Why environmental biotechnology? • It is needed to: • eliminate the hazardous wastes produced by our other technologies. • distinguish between similar species and ensure species are not at risk of extinction. • create alternative energy sources (i.e. Biofuel).
1) Molecular Ecology • Using biological techniques (i.e. DNA fingerprinting) to better understand aspects of nature. • This is done to look at the biodiversity of different populations to ensure they are not at risk of going extinct (cheetahs and polar bears currently). • It can be used to determine if a new species has emerged and also better map the evolutionary development of different families of animals (horses and whales currently).
1) Molecular Ecology Biofuel exaggeration Reading a DNA fingerprint
2) Bioremediation • Bioremediation is the use of bacteria (or fungi) to clean up hazardous environmental wastes. • The bacteria essentially turn the dangerous waste products into less hazardous, easy to dispose of, waste. • Plants are also being tested in some areas to do this job (Sunflowers at Chernobyl removed Cesium and Strontium).
2) Bioremediation • Bioremediation has been used to clean remains from military sties and in the arctic and has been used to clean up after oil spills off of Alaska. • Currently, this science can “engineer” bacteria to break down hazardous waste right at the workplace to avoid transport and storage.
3) Biosensors • A biosensor uses a biological entity (i.e. bacteria) to monitor levels of certain chemicals OR uses chemicals to monitor levels of certain biological entities (i.e. pathogens).
3) Biosensors • Current uses of biosensors include: • Detecting levels of toxins in an ecosystem • Detecting airborne pathogens (i.e. anthrax) • Monitoring blood glucose levels
4) Biofuels • A biofuel is a plant derived fuel that is deemed more environmentally friendly that current fuel sources as they all release less carbon dioxide into the atmosphere. • Ethanol from corn is placed in many gasoline varieties in North America. • Biodiesel is fuel made from used cooking oil. • Biogas is made from gases released by compost or a landfill.

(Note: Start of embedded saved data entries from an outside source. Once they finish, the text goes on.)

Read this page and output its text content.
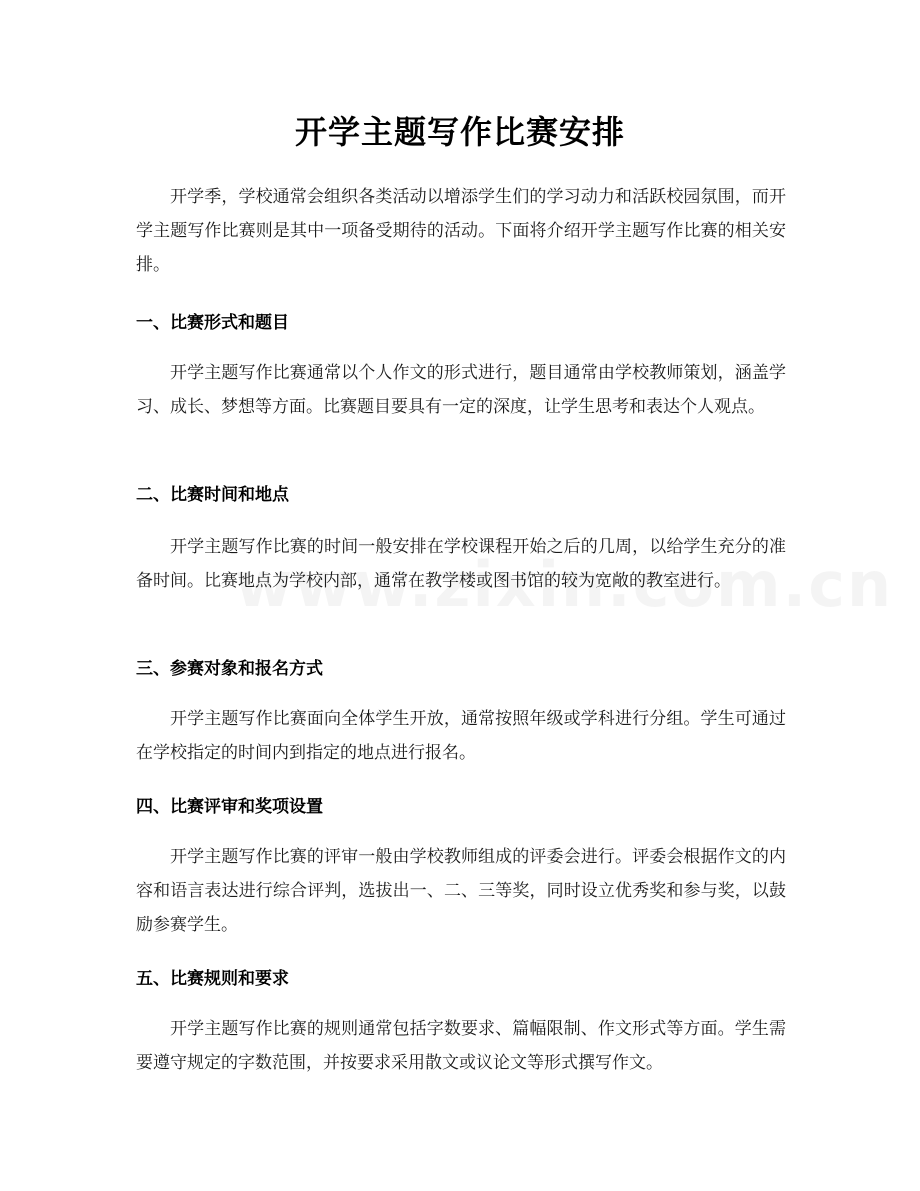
开学主题写作比赛安排

开学季，学校通常会组织各类活动以增添学生们的学习动力和活跃校园氛围，而开学主题写作比赛则是其中一项备受期待的活动。下面将介绍开学主题写作比赛的相关安排。

一、比赛形式和题目

开学主题写作比赛通常以个人作文的形式进行，题目通常由学校教师策划，涵盖学习、成长、梦想等方面。比赛题目要具有一定的深度，让学生思考和表达个人观点。

二、比赛时间和地点

开学主题写作比赛的时间一般安排在学校课程开始之后的几周，以给学生充分的准备时间。比赛地点为学校内部，通常在教学楼或图书馆的较为宽敞的教室进行。

三、参赛对象和报名方式

开学主题写作比赛面向全体学生开放，通常按照年级或学科进行分组。学生可通过在学校指定的时间内到指定的地点进行报名。

四、比赛评审和奖项设置

开学主题写作比赛的评审一般由学校教师组成的评委会进行。评委会根据作文的内容和语言表达进行综合评判，选拔出一、二、三等奖，同时设立优秀奖和参与奖，以鼓励参赛学生。

五、比赛规则和要求

开学主题写作比赛的规则通常包括字数要求、篇幅限制、作文形式等方面。学生需要遵守规定的字数范围，并按要求采用散文或议论文等形式撰写作文。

4) Biofuels • The current project of many biofuel scientists is aptly nicknamed “A Journey to Forever”, creating a self-sustaining biofuel cell that gives off no greenhouse gas emissions. • Many different bacterial strains can produce lots of hydrogen under anaerobic conditions. • This hydrogen can be used as a fuel source with the only waste product being oxidized hydrogen… water. • This technology has not been perfected yet.